Fig. 1 is a sectional view of a scroll compressor according to an embodiment of the present invention, Fig. 2 is a perspective view of a main part showing the bearing frame part in the above embodiment, and Fig. 3 is a view from the upper outflow hole in the above embodiment. A characteristic diagram showing the relationship between the oil rise and the average value of the motor coil temperature with respect to the ratio of the amount of refrigerant gas flowing out. Fig. 4 shows the relationship between the oil flow rate and the average value of the motor coil temperature in relation to the ratio of the amount of refrigerant gas flowing out. A characteristic diagram showing the relationship between the coil temperature difference and the average temperature with respect to the ratio, FIG. 5 is a diagram showing the compression principle of a scroll compressor, and FIG. 6 is a sectional view of a conventional scroll compressor. ■... Fixed scroll, 2... Swinging scroll, 6
... Main shaft, 8.9... Bearing frame, 9a... Recess, 10... Rotor, 11... Stator, 12...

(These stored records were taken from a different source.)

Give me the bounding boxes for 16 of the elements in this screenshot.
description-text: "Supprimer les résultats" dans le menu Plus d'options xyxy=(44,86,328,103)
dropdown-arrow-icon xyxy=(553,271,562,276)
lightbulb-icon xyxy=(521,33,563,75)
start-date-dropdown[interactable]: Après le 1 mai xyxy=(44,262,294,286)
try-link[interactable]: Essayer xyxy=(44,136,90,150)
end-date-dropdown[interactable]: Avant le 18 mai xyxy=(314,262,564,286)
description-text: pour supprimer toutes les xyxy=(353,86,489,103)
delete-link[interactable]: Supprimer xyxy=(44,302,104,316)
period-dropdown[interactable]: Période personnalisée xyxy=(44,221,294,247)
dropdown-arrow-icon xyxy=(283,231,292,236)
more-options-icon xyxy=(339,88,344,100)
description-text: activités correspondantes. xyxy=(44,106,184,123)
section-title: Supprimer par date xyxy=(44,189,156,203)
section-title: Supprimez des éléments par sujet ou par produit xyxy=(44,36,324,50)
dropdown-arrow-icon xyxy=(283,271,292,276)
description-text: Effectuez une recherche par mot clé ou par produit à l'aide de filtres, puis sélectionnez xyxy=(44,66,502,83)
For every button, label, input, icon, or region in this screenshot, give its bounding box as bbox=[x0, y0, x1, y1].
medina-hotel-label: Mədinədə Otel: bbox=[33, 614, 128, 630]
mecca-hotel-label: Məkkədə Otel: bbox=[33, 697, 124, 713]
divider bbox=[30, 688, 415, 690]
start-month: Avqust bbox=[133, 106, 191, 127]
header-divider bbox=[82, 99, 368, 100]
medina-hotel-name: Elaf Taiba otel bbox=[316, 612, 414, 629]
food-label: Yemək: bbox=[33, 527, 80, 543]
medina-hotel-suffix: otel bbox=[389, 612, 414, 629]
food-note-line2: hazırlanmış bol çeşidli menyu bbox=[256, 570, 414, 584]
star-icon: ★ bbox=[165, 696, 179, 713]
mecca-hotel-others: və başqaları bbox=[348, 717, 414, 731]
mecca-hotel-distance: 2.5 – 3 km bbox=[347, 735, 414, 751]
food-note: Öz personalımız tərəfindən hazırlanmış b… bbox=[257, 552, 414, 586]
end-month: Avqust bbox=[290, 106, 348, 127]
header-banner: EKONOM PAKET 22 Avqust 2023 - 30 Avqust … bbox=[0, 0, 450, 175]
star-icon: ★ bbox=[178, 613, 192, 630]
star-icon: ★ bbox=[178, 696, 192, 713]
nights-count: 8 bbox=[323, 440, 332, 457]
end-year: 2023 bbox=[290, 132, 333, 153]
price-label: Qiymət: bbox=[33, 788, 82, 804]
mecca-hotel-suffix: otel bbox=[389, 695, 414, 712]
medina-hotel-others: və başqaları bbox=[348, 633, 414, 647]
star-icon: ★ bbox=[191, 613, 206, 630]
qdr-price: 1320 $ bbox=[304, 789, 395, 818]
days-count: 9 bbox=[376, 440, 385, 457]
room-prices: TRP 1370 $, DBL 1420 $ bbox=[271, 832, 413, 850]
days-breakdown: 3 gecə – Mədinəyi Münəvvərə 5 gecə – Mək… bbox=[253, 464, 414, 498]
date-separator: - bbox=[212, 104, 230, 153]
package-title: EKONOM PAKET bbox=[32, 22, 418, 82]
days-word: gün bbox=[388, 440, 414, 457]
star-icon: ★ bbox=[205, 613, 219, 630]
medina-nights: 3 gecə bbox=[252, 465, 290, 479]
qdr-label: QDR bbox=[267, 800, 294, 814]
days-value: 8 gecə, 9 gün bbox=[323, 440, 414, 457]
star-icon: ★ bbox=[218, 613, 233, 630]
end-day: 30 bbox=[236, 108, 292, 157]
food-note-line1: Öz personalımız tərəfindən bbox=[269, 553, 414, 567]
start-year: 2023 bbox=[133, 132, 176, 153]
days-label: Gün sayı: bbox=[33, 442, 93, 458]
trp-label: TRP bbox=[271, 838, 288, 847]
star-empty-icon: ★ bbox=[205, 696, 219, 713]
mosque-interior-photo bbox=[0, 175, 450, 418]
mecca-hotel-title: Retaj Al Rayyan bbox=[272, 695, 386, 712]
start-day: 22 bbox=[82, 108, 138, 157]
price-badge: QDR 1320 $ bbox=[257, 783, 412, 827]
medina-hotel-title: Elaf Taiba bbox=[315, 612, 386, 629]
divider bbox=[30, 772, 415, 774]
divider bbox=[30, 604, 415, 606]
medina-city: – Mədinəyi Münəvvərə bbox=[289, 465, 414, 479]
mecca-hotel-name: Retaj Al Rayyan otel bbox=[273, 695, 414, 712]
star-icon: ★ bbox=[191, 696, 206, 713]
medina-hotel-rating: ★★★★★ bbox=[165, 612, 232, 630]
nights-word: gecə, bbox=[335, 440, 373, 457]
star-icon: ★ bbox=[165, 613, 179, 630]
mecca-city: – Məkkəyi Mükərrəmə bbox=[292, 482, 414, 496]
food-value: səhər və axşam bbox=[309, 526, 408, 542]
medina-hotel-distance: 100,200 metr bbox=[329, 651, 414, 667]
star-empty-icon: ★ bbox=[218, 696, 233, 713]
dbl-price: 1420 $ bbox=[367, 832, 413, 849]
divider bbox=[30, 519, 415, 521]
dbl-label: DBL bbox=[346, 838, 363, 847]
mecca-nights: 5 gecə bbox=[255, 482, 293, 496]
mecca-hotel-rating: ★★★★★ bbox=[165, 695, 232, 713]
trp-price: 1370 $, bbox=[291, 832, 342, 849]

Shell, 16... Suction pipe, 29... Diversion chamber, 30... Upper outflow hole, 31... Lower outflow hole,
32... Side outflow hole. Note that the same reference numerals in the figures indicate the same or equivalent parts. Agent Masuo Oiwa 2 Figure 1 Figure 5 (a) (d) 3 Figure 4 Lateral diversion gas amount 6 Figure 1, Indication of the incident Patent application No. 1983-310327 2, Title of the invention Scroll compressor 3, relationship to the case of the person making the amendment Patent applicant address 2-2-3 Marunouchi, Chiyoda-ku, Tokyo Name (601) Moriya Shiki 4, representative of Mitsubishi Electric Corporation, person making the amendment Target 6, Contents of amendment (1) “Leading to...” on page 9, line 14 of the specification
...while being cooled down," should be corrected to "while being guided by and transported to the compression chamber." (2) On page 9, lines 16 and 17, "some parts are guided and cooled" is replaced with "some parts are guided,
The lower part of the motor is cooled and further corrected. (3) In page 9, line 19, "a part of the fluid is guided and cooled" is replaced with "a part of the fluid is guided and the working fluid is distributed in a diversion chamber to cool the upper part of the motor, and "Because it flows inside," he corrects. (4) Correct ``by reducing the amount'' in the 9th true, line 20 to ``the amount decreases.'' (5) Since r decreases and Ji decreases in lines 1 and 2 of page 10, the correction is made as follows. (6) Correct "S raising amount" in the 10th true second line to "@ raising amount". (7) On page 14, lines 17-18, amend "because it becomes difficult to produce" to "because it becomes difficult to produce." (8) Correct Figure 5 as shown in the attached sheet. 7. Attached document catalog page 1
General chart or above

Claims (1)

[Claims] a compression mechanism that combines a fixed scroll and an oscillating scroll; a main shaft that drives the oscillating scroll;
A rotor and a stator of a motor unit that drives the main shaft, a first bearing frame that supports the oscillating scroll in the axial direction via a bearing, and a second bearing that supports the main shaft in the radial direction via a bearing. The frame and the compression mechanism are disposed in the upper part of the interior and fixed on the outer peripheral surface of the first bearing frame, and the rotor and the stator are arranged in the lower part of the interior and fixed on the outer peripheral surface of the second bearing frame. a closed shell having a suction pipe that is fixedly fixed and sucks working fluid; and a closed shell that is provided in the shell so as to communicate with the suction pipe, and that connects the working fluid sucked from the suction pipe with the compression mechanism section above and below. a scroll compressor comprising: a stator and a rotor section; and a diversion chamber having an outflow hole leading to an upper coil end section of the stator on the side.